Kematian Zhu Rongji terjadi bertepatan dengan pertemuan Beidaihe PKT. Menurut sejumlah informasi, pemerintah telah mempersiapkan pengumuman kematiannya sebelumnya, sementara platform internet juga menutup kolom komentar.
Hal tersebut disebut menunjukkan betapa sensitifnya situasi politik internal PKT, dengan pemerintah berada dalam kondisi sangat waspada dan siaga tinggi.
Shen Mingshi, peneliti Institut Riset Pertahanan dan Keamanan Nasional Taiwan mengatakan : “Zhu Rongji selama ini dianggap sebagai orang yang menentang Xi Jinping. Jadi, apakah pengumuman kematiannya yang begitu cepat pada saat ini juga memiliki tujuan untuk melemahkan kelompok anti-Xi dan mengurangi tantangan terhadap Xi Jinping?”
“Pengumuman yang cepat mengenai sakit dan meninggalnya Zhu Rongji memang mengurangi ruang untuk melakukan berbagai manuver. Tentu saja, situasinya sekarang cukup sensitif karena Sidang Pleno Kelima Komite Sentral PKT akan digelar pada Oktober. Apakah Xi Jinping akan melanjutkan masa jabatannya dan bagaimana pergantian kekuasaan akan berlangsung—semuanya merupakan persoalan sensitif.”
Ada juga opini yang membandingkan kematian Zhu Rongji dengan gejolak politik yang muncul setelah meninggalnya Hu Yaobang pada 1989.
Sebagian pihak menilai pemerintah mungkin khawatir peristiwa Tiananmen 1989 terulang kembali. Gelombang opini publik ini juga dapat mendorong PKT semakin memperketat pengendalian terhadap informasi dan opini publik.
Chen Wenjia: “Tidak bisa dikatakan bahwa peristiwa Tiananmen pasti akan terulang. Kondisi sosial, politik, dan lingkungan internasional saat itu sudah sepenuhnya berbeda dengan sekarang.”

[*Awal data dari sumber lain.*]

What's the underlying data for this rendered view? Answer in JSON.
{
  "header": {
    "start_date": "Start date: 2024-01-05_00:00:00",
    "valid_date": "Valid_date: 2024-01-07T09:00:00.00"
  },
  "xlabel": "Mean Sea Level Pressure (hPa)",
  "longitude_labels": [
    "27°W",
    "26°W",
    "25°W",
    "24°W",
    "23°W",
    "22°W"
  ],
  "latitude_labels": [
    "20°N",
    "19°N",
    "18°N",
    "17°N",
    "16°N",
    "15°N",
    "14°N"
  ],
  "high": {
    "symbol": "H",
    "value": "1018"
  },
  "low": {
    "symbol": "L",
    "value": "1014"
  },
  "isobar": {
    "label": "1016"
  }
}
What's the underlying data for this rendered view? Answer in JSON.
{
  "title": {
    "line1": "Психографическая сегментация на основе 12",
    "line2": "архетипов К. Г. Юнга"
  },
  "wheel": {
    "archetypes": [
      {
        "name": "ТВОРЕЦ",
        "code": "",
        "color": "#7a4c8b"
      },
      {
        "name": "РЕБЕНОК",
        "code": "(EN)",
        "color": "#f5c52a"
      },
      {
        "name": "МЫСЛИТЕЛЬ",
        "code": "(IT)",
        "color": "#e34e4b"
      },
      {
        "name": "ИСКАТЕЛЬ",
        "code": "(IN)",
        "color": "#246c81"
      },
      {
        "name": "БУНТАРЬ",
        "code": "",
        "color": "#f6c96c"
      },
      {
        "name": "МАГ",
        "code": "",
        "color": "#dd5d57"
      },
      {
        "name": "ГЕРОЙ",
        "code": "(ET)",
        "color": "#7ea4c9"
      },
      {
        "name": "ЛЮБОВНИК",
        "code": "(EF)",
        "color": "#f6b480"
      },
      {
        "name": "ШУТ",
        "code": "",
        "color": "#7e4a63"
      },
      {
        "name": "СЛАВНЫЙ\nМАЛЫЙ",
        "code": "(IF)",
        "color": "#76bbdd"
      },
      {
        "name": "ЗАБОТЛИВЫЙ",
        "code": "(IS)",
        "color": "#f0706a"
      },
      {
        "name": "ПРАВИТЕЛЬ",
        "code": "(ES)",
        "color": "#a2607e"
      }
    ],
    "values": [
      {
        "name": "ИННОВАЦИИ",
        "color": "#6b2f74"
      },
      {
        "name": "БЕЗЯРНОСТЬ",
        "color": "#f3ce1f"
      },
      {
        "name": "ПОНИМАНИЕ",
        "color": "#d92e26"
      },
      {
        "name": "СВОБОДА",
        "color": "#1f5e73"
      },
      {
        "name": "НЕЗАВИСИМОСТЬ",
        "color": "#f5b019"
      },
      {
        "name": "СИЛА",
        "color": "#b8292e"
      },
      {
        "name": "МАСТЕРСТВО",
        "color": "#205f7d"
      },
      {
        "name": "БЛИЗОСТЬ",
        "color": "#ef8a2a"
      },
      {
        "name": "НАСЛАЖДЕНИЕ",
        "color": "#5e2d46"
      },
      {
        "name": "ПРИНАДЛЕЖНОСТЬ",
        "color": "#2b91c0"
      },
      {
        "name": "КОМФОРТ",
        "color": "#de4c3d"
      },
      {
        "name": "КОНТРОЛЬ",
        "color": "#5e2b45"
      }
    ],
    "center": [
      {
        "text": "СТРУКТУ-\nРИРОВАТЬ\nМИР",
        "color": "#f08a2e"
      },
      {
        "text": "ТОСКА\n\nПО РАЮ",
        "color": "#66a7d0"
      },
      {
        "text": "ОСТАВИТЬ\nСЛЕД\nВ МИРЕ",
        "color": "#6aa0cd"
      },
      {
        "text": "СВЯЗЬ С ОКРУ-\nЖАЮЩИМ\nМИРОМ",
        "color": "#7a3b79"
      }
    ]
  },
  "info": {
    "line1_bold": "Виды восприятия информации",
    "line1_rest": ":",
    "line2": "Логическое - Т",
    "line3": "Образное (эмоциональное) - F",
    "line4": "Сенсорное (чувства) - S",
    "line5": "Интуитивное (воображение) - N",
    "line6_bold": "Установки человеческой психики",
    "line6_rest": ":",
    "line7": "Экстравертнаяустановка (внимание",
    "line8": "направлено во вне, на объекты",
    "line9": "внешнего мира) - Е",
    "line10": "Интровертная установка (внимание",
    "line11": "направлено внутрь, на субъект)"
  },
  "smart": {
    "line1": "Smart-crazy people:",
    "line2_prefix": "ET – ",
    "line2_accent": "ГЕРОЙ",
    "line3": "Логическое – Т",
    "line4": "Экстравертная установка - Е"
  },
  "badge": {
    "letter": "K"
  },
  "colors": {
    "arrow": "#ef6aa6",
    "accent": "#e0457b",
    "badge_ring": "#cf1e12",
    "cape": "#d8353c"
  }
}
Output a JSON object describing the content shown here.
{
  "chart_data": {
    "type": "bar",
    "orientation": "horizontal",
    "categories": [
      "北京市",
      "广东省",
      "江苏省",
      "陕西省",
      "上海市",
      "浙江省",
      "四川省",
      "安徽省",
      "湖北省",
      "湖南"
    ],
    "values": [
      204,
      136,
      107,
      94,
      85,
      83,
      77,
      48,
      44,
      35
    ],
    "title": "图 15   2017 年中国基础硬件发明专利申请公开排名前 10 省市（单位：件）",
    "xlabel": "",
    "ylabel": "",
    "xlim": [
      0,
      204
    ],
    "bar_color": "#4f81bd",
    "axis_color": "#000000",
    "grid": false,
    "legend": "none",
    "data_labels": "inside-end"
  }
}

“Penilaian yang lebih masuk akal adalah bahwa kematian Zhu Rongji mungkin memicu masyarakat untuk mengenang era reformasi dan membandingkan masa lalu dengan kondisi sekarang. Hal ini bahkan dapat menyebabkan gejolak opini publik. Namun, dalam jangka pendek, yang kemungkinan akan kita lihat adalah PKT semakin memperketat pengendalian opini publik dan menjaga stabilitas politik, bukan langsung munculnya peristiwa seperti Tiananmen.”
Laporan New Tang Dynasty Television oleh Chen Yue dan Chang Chun.